BHF responds to commissioner's comments on medical scheme waiting periods

The Board of Healthcare Funders (BHF) has said it will be taking legal advice which may result in legal action against the Consumer commissioner for the statements she has made regarding medical schemes.

The consumer commissioner has stated that medical schemes are acting in a discriminatory fashion when imposing waiting periods on pregnant women wishing to join a medical scheme during their pregnancy.

The BHF finds the Consumer commissioner's statements to be misguided and damaging to the medical schemes industry as she is not portraying an accurate picture.

Medical schemes are cooperatives where members' monies are pooled to pay for health benefits when they have been incurred by the members or when they are needed by the existing members.

To allow a new member onto a scheme when that member is about to undergo an expensive procedure, such as childbirth or a heart bypass or any other high-cost procedure would be discriminatory and unfair on the existing members, many of whom would have been paying contributions for most of their lives.

It would be against the principles on which medical schemes are governed to allow people to join a scheme at a time when they would be incurring healthcare related costs, and then allow them to leave the scheme directly after they had incurred those costs. This scenario would very quickly deplete all funds within the scheme, leaving the existing members without any cover.

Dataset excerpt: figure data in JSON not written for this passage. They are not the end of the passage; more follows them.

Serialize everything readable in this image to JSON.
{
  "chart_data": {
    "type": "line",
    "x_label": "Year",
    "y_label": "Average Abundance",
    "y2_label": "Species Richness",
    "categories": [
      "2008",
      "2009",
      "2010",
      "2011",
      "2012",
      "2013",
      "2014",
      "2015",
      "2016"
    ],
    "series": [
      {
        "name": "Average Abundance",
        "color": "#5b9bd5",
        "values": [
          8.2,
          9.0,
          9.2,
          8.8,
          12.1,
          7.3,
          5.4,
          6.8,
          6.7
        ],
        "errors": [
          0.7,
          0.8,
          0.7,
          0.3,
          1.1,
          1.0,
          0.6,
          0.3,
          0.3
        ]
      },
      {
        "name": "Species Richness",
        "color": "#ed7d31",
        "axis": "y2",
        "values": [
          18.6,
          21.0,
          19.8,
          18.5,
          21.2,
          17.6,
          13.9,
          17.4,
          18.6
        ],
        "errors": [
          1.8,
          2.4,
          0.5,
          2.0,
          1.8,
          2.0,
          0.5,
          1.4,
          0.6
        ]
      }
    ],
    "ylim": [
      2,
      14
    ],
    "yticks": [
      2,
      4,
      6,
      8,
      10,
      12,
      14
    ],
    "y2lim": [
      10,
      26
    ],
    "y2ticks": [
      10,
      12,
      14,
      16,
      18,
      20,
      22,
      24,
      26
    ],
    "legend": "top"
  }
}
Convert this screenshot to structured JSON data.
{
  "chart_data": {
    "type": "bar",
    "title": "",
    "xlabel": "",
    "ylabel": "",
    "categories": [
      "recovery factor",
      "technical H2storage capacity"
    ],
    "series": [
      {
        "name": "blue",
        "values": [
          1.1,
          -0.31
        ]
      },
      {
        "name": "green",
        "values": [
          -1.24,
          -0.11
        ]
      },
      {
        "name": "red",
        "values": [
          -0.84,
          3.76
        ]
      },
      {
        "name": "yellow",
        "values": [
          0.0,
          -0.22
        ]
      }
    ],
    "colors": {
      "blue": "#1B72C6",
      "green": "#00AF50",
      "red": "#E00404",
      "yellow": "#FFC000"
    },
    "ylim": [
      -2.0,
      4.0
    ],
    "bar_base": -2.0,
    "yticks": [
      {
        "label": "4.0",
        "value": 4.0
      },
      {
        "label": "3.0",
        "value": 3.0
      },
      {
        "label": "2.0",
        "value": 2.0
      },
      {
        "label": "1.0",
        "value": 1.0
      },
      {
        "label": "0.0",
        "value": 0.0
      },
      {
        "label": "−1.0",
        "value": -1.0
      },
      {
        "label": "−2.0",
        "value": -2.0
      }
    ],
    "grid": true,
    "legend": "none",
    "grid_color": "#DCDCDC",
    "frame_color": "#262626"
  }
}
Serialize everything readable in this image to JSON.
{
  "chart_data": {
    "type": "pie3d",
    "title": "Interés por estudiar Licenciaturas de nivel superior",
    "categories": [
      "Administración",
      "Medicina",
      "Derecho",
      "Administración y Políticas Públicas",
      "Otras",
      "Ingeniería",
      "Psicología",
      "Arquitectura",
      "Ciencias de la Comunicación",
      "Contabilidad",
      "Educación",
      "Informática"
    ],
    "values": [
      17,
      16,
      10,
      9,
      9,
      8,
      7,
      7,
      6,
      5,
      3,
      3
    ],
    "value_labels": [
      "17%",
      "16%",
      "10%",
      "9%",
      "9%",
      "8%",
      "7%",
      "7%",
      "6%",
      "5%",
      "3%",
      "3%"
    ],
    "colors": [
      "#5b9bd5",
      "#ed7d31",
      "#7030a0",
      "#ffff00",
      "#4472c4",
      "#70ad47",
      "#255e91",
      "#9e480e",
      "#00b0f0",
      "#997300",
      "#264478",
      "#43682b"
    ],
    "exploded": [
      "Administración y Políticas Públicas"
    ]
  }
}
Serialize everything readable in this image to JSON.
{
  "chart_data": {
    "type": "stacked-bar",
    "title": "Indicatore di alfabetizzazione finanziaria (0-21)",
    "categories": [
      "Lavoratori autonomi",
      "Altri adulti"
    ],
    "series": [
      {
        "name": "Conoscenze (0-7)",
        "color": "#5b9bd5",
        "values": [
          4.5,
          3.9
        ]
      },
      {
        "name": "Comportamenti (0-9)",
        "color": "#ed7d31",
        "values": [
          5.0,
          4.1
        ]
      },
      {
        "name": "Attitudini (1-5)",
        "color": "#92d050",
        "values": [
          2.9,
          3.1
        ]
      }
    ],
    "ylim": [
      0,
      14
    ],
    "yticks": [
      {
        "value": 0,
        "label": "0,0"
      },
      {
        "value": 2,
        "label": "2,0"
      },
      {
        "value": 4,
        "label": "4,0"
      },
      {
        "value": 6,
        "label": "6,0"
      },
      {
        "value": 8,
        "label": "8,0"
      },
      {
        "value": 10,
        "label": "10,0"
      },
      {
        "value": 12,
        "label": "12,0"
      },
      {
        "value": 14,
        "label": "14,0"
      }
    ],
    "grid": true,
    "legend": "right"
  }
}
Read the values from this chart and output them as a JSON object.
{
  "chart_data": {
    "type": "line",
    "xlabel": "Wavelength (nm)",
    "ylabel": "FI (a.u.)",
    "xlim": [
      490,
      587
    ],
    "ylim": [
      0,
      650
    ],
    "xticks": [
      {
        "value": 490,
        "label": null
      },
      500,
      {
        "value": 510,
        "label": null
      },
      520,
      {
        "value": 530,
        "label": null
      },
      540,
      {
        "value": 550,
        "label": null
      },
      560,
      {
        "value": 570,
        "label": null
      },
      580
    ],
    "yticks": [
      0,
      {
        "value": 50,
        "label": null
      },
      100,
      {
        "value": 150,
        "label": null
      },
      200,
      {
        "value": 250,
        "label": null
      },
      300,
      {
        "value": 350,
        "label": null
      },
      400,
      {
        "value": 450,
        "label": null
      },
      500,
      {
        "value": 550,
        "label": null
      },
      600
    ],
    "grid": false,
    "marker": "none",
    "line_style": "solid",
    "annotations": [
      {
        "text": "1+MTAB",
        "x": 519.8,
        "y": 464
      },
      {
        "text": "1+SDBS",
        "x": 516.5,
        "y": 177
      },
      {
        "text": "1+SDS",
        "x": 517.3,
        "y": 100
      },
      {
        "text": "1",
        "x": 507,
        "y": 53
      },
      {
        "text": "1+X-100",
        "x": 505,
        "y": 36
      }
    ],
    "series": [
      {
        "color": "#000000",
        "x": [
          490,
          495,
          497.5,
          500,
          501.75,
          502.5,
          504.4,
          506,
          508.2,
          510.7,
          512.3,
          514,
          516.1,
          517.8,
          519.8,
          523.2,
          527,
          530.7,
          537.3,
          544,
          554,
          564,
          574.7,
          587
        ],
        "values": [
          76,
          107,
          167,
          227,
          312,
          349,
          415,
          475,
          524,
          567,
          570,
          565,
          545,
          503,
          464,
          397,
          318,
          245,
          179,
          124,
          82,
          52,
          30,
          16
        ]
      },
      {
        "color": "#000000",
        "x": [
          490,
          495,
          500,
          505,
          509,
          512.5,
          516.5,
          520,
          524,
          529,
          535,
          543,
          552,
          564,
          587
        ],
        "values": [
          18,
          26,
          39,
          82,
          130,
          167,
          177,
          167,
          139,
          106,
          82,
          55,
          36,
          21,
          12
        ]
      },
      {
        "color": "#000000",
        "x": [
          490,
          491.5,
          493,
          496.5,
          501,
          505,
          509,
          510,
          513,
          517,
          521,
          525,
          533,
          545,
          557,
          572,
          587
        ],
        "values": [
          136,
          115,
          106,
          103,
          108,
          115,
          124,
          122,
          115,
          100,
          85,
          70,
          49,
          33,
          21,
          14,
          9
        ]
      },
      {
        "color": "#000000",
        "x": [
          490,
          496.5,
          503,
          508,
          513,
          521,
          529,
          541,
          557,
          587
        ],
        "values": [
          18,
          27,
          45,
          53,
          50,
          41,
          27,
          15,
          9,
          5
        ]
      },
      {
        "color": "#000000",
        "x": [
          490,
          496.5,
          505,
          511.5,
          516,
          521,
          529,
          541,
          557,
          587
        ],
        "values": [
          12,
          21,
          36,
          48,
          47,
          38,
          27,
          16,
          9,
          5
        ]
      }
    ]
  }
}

Medical schemes are, by law, not permitted to make profits. The funds which make up a medical scheme are provided solely from the members' monthly contributions. Many of the 8.5 million members of medical schemes have been contributing to their funds for a number of years in order to mitigate financial ruin should they need medical attention.

Medical schemes were originally established to protect those individuals who contributed to the system and to alleviate the burden on the state. A change such as that which the Consumer Commissioner is calling for would deplete these funds and potentially bankrupt the system. This in turn would mean a greater burden on the already stressed public sector as the 8.5 current medical scheme members would have no choice but to use the public health sector.